A l’instar du marin qui aime se perdre dans l’immensité des océans, le bibliothécaire recherche l’ivresse de vivre parmi des milliers de livres, partagé entre l’orgueil de l’expertise de son conseil pour en avoir lu beaucoup et la modestie de savoir qu’il ne pourra jamais lire tous les livres. Pensez donc ! On peut estimer que chaque année plus d’un million de nouveaux livres sont publiés à travers le monde !
Considérées comme étant des concurrentes déloyales car mettant à disposition les livres sans engendrer pour les éditeurs de chiffres d’affaires, les bibliothèques ne se ressemblent pas à travers le monde.

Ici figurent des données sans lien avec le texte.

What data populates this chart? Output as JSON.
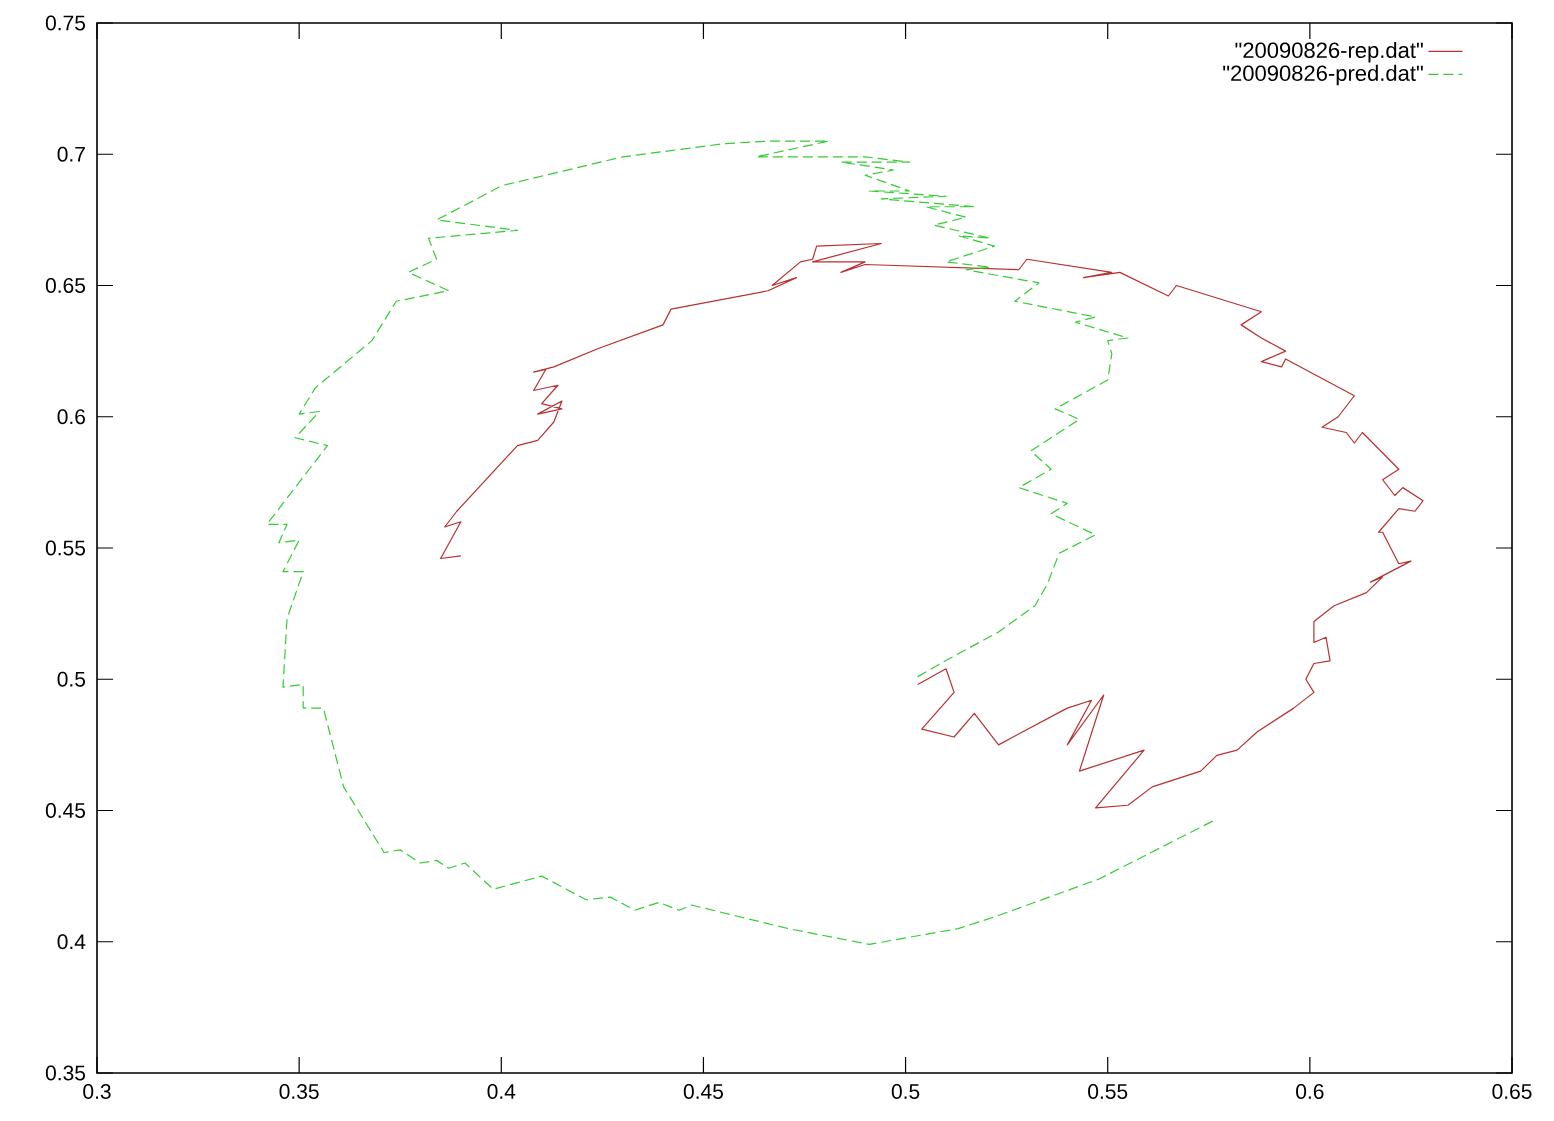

Alors qu’en France elles se distinguent par leur politique d’animation culturelle, elles proposent dans les pays anglo-saxons de nombreux services palliant à l’insuffisance de nombreuses administrations, en particulier dans le social.

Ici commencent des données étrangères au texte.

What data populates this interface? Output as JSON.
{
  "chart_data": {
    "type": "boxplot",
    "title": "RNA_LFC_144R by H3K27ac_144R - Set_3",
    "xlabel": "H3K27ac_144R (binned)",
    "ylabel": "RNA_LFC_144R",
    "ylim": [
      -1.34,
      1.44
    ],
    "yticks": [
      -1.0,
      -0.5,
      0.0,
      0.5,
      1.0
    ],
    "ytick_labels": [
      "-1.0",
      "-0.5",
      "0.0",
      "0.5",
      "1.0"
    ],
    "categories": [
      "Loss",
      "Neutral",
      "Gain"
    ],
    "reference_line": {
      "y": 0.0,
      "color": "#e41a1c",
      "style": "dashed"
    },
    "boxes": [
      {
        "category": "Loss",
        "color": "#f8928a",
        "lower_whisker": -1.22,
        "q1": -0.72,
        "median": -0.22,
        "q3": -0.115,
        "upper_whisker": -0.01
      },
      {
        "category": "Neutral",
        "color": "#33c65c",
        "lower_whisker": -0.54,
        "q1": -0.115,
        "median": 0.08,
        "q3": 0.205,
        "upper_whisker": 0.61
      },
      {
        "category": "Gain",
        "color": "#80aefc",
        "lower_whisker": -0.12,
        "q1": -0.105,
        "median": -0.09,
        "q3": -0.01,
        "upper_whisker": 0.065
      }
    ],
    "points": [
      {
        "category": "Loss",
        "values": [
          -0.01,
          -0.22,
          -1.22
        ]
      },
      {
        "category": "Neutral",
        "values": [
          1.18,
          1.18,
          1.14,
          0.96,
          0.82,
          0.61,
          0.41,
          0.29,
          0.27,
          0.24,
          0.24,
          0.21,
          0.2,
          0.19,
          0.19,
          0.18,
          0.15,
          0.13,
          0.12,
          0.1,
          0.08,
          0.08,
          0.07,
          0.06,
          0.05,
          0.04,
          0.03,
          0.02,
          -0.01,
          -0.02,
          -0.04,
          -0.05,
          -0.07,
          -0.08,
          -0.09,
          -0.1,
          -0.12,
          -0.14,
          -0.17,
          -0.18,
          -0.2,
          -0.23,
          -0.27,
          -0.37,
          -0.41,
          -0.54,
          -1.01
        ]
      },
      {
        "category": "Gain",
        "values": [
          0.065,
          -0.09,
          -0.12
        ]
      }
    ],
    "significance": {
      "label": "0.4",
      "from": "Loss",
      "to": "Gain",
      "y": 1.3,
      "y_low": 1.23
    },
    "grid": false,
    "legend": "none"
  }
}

Modeste, curieux, ordonné, le bibliothécaire a une sagesse inhérente à sa fonction, l’incitant à ne pas faire l’acquisition de "Suicide. Mode d’emploi" mais des "Versets sataniques", quitte à ne pas être à l’abri d’éventuelles représailles !

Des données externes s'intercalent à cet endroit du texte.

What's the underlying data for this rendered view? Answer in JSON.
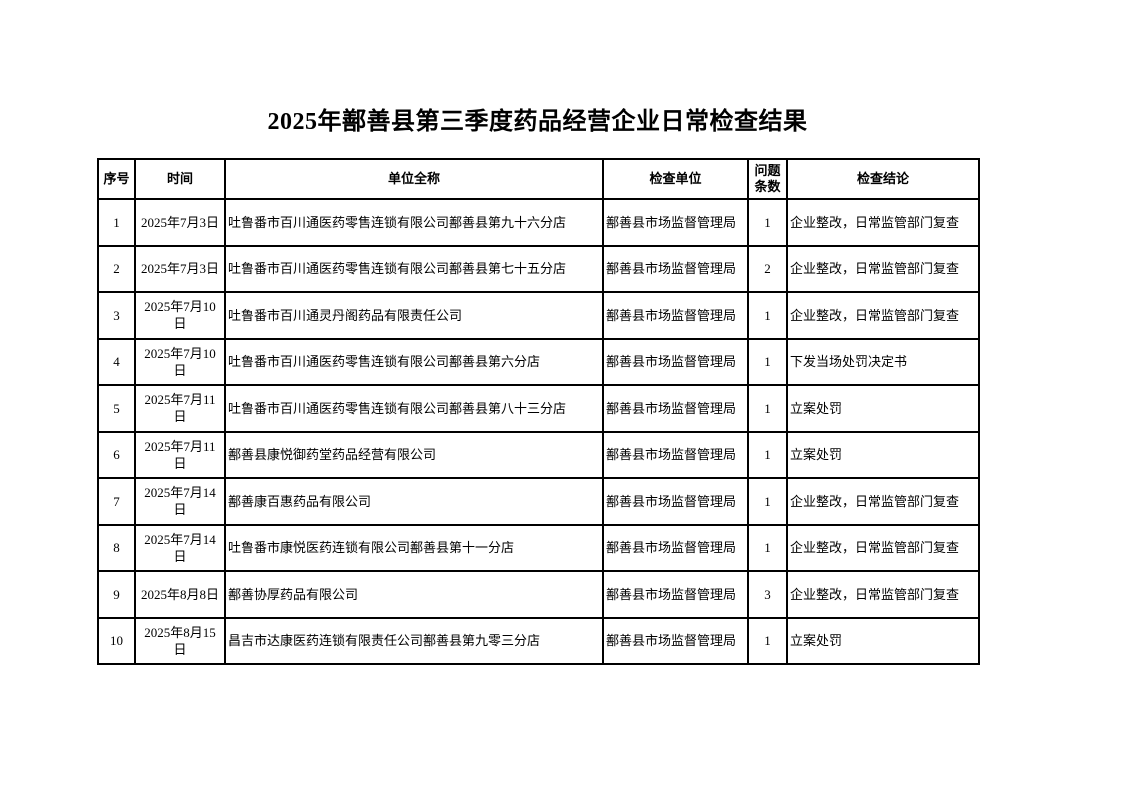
{
  "title": "2025年鄯善县第三季度药品经营企业日常检查结果",
  "table": {
    "columns": [
      "序号",
      "时间",
      "单位全称",
      "检查单位",
      "问题条数",
      "检查结论"
    ],
    "rows": [
      [
        "1",
        "2025年7月3日",
        "吐鲁番市百川通医药零售连锁有限公司鄯善县第九十六分店",
        "鄯善县市场监督管理局",
        "1",
        "企业整改，日常监管部门复查"
      ],
      [
        "2",
        "2025年7月3日",
        "吐鲁番市百川通医药零售连锁有限公司鄯善县第七十五分店",
        "鄯善县市场监督管理局",
        "2",
        "企业整改，日常监管部门复查"
      ],
      [
        "3",
        "2025年7月10日",
        "吐鲁番市百川通灵丹阁药品有限责任公司",
        "鄯善县市场监督管理局",
        "1",
        "企业整改，日常监管部门复查"
      ],
      [
        "4",
        "2025年7月10日",
        "吐鲁番市百川通医药零售连锁有限公司鄯善县第六分店",
        "鄯善县市场监督管理局",
        "1",
        "下发当场处罚决定书"
      ],
      [
        "5",
        "2025年7月11日",
        "吐鲁番市百川通医药零售连锁有限公司鄯善县第八十三分店",
        "鄯善县市场监督管理局",
        "1",
        "立案处罚"
      ],
      [
        "6",
        "2025年7月11日",
        "鄯善县康悦御药堂药品经营有限公司",
        "鄯善县市场监督管理局",
        "1",
        "立案处罚"
      ],
      [
        "7",
        "2025年7月14日",
        "鄯善康百惠药品有限公司",
        "鄯善县市场监督管理局",
        "1",
        "企业整改，日常监管部门复查"
      ],
      [
        "8",
        "2025年7月14日",
        "吐鲁番市康悦医药连锁有限公司鄯善县第十一分店",
        "鄯善县市场监督管理局",
        "1",
        "企业整改，日常监管部门复查"
      ],
      [
        "9",
        "2025年8月8日",
        "鄯善协厚药品有限公司",
        "鄯善县市场监督管理局",
        "3",
        "企业整改，日常监管部门复查"
      ],
      [
        "10",
        "2025年8月15日",
        "昌吉市达康医药连锁有限责任公司鄯善县第九零三分店",
        "鄯善县市场监督管理局",
        "1",
        "立案处罚"
      ]
    ]
  }
}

Pour classer ses livres, il lui faut aussi choisir dans quelle tranche du savoir il va placer tel livre. Cruel dilemme en général !
Démocratiques, les bibliothèques sont tolérantes en se refusant au maximum à la censure, laissant une diversité d’opinions s’exprimer. Elles ne survivent pas aux dictatures…
Alors, le bibliothécaire est-il une espèce en voie de disparition ? Sera-t-il noyé par le flot de livres ou par une Babel virtuelle ne nécessitant plus d’espace physique ?
Politique d’acquisition, indexation systématique, désherbage, logique de conservation ou logique de communication, différenciation entre les bibliothèques à travers le monde, entre bibliothèque municipale et centre de documentation et d’information, entre le libre arbitre du citoyen anonyme et l’obligation scolaire, aberrations architecturales (la bibliothèque nationale de France) symptomatiques d’une totale méconnaissance en bibliothéconomie, tout y est, ou presque.
Et s’il est vrai que peu connaissent les bibliothécaires qui ont marqué l’évolution de leur profession (Callimaque, Gabriel Naudé, Antonio Panizzi, Eugène Morel, l’Américain Melvil Dewey, l’Indien Shiyali Ramanrita Ranganathan, le Belge Paul Otlet,) nous connaissons bon nombre d’écrivains qui embrassèrent cette carrière par amour des livres :
Georges Bataille à Orléans, Anatole France au Sénat, Leibniz, Lessing, Goethe, et surtout Jorge-Luis Borges, directeur de la Bibliothèque nationale d’Argentine… aveugle.